The orthogonal cutting processes of AISI 1045 heat-treatable steel and Ti-1023 titanium alloy were analysed by experiment using a special test stand [4,41]. The tool was stiffly clamped onto the test stand. The indexable insert was clamped in the tool rotating head at a particular tool orthogonal rake angle by means of a clamping jaw [4]. The angle of point was produced by grinding the flank face of the wedge at a corresponding tool orthogonal clearance, using a tool grinding machine. The tool orthogonal clearance of the wedge was 8° in all experimental tests of orthogonal cutting. The wedge edge radius of insert in those experimental tests was 20 µm. The workpiece for orthogonal cutting was out of AISI 1045 and Ti-1023 and had a length of 170 mm, a height of 60 mm and a width of 3 mm, used as width of chip. The workpiece out of the work material was clamped in a three-component dynamometer, type 9263, by Kistler, making it possible to measure two components of the resultant force, namely cutting force FX and thrust force FZ. Indexable inserts, type SNMG-SM-1105, by Sandvik Coromant were used as inserts.

5. Results of Experiments

5.1. Tensile/Compression Tests

Figure 1 presents, as an example, those flow curves that were obtained at room temperature and varying strain rates in standardized tensile tests of Ti-1023 titanium alloy. The maximum true stress values of the plastic areas range from about 1100 MPa to 1300 MPa.
The values of elongation are between 6% and 10% of the true strain. When analyzing the individual test specimens in the tensile test, it could be found out that the true elongations of the specimens are in the low to medium range of the true stress for a strain rate of 0.12 s−1, in the medium range for a strain rate of 0.067 s−1 and in the medium to high range in the case of the remaining test specimens. The strain rate hardly affected the course of the flow curves within the examined boundaries. This effect would be substantially clearer in the case of considerably higher strain rates. However, this requires the use of very expensive equipment, such as the split Hopkinson pressure bar [6].
In addition to tensile tests, compression tests were also conducted at varying strain rates and temperatures. As an example, Figure 2 presents the flow curves obtained in the standardized compression tests of the AISI 1045 steel specimens at varying temperatures. It shows that there is a great decrease in yield stress with growing temperature as expected.
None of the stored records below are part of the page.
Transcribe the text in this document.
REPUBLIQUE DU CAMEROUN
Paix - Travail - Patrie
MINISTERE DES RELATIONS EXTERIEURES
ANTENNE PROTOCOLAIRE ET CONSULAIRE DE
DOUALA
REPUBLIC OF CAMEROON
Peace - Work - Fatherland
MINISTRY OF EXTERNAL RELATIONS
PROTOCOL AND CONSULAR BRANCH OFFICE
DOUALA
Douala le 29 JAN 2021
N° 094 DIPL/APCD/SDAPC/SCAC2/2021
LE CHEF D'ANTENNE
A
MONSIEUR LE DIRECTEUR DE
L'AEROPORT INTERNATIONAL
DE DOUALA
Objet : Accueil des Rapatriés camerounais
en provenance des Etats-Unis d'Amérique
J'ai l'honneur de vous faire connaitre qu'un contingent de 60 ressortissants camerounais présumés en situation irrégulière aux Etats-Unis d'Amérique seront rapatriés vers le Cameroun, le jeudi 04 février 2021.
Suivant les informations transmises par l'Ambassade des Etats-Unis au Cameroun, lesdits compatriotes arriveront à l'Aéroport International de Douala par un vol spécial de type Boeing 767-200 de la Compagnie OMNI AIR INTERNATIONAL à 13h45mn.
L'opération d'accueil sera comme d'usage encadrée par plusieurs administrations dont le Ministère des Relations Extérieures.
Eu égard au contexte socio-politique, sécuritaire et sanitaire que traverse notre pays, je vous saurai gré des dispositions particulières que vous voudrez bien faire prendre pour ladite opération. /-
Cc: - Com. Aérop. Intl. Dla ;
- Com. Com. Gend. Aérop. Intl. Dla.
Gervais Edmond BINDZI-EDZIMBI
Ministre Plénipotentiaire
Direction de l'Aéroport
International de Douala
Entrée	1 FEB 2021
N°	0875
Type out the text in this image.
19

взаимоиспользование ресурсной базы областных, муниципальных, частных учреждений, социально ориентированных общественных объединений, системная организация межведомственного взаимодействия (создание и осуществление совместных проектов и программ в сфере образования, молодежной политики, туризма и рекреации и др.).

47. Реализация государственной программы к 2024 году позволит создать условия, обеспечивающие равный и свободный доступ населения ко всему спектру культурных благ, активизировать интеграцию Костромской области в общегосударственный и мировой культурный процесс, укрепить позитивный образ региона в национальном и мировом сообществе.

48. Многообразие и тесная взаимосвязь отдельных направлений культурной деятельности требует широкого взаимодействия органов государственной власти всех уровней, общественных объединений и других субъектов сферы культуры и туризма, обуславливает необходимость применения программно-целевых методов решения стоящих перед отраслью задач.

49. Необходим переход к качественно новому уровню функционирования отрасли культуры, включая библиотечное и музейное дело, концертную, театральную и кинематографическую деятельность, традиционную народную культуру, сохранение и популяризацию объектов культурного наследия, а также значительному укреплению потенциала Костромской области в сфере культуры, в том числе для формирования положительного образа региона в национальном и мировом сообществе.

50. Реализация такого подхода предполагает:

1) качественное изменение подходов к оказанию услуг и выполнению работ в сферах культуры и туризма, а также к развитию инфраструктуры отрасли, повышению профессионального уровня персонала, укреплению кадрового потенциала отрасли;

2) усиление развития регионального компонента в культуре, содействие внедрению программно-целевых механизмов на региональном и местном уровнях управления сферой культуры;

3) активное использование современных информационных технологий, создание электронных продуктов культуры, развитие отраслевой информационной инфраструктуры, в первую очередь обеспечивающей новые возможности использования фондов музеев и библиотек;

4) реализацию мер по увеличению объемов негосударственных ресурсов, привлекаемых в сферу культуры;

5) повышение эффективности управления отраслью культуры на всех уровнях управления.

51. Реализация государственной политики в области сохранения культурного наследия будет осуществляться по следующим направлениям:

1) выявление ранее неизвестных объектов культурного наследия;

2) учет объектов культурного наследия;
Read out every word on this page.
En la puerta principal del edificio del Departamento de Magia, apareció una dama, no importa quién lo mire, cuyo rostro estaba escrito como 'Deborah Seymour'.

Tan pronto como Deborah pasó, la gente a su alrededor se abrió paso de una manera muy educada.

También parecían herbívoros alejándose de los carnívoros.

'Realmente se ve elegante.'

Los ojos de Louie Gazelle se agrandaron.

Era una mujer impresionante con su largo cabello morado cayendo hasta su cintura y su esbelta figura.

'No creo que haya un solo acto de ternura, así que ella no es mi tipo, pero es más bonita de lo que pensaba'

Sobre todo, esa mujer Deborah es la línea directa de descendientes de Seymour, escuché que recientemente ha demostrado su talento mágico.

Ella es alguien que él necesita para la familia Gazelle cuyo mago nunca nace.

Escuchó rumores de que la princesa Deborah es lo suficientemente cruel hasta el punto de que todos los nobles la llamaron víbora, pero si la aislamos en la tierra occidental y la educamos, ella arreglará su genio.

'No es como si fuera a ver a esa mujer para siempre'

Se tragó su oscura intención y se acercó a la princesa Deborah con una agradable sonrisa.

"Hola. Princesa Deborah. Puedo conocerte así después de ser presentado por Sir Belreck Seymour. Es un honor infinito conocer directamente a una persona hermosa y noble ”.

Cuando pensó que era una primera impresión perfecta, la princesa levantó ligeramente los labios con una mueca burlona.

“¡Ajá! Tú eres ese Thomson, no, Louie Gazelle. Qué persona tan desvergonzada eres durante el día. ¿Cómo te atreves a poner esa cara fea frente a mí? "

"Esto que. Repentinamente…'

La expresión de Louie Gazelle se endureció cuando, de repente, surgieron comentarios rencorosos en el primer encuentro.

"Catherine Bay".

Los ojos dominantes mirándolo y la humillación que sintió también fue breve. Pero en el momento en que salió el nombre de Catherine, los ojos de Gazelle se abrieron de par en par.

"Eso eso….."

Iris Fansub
Like in the tensile tests, the strain rate hardly affected the course of the flow curves in the compression tests as well, irrespective of the fact that the strain rate was in a considerably greater range from 0.05 s−1 to 10 s−1. In all probability, the strain rate should change much more in proportion to real cutting processes in order to have a noticeable effect.
The flow curves obtained in standardized tensile/compression tests were used for establishing the parameter set of the constitutive equation according to the first algorithm (see Section 3), the parameters A, B and n of the strain hardening term as well as the parameter m of the thermal softening term.

5.2. Cutting Tests

The experimental tests of orthogonal cutting were carried out with three varying parameters: cutting speed, cutting depth (undeformed chip thickness) and tool orthogonal rake angle. In the machining of Ti-1023 titanium alloy, the cutting speed was varied here in four steps: 32 m/min, 48 m/min, 64 m/min and 96 m/min. The cutting depth was changed in three steps: 0.05 mm, 0.1 mm and 0.15 mm. In the machining of AISI 1045 steel, the cutting speed was varied in three steps of 48 m/min, 96 m/min and 144 m/min, whereas the depth of cut or undeformed chip thickness was varied in three steps of 0.1 mm, 0.15 mm and 0.2 mm. The tool orthogonal rake angle of the tool wedge was changed in steps of 10°: −10°, 0° and 10°. Hence, a multifactorial experiment was conducted here with a total of 36 averaged tests in the machining of Ti-1023 titanium alloy and 27 averaged tests in the machining of AISI 1045 steel. For cutting force and chip compression ratio of AISI 1045 was the average measurement uncertainty 8% and 6% corresponding, for cutting force and chip compression ratio of titanium alloy Ti-1023 was the average measurement uncertainty 11% and 10%.
As an example, Figure 3 and Figure 4 present the cutting force FX at a cutting speed of 96 m/min in the machining of Ti-1023 titanium alloy and AISI 1045 steel, depending on the tool orthogonal rake angle and the depth of cut.
The cutting force FX increases with growing depth of cut, which can be explained by an increase in the material removal rate. At the same time, the cutting force decreases with growing tool orthogonal rake angle. This can be explained by the decrease in the degree of deformation with growing tool orthogonal rake angle.
As an example, Figure 5 shows the chip compression rate determined in the machining of AISI 1045 steel at an undeformed chip thickness of 0.2 mm, depending on tool orthogonal rake angle and cutting speed. On the whole, it can be summed up that the chip compression ratio decreases with growing cutting speed and increases with decreasing tool orthogonal rake angle.
As an example, Figure 6 presents the chip compression ratio determined in the machining of Ti-1023 titanium alloy at an undeformed chip thickness of 0.15 mm, depending on tool orthogonal rake angle and cutting speed. Analogously to the dependence of the chip compression ratio in the machining of AISI 1045 steel, the coefficient here decreases with growing cutting speed and increases with decreasing tool orthogonal rake angle. The absolute value of the chip compression ratio is less than 1 here. This can be observed very often in the machining of titanium alloys, particularly at cutting speeds that are relatively high for these alloys. The reason for that may be the toughness as well as the low thermal conductivity of titanium alloys and, because of that, a higher cutting temperature than in the machining of ferruginous materials [4,25].
The experimental data obtained in the cutting tests served for establishing the parameter C of the constitutive equation’s strain rate sensitivity term as well as for verifying the simulation model.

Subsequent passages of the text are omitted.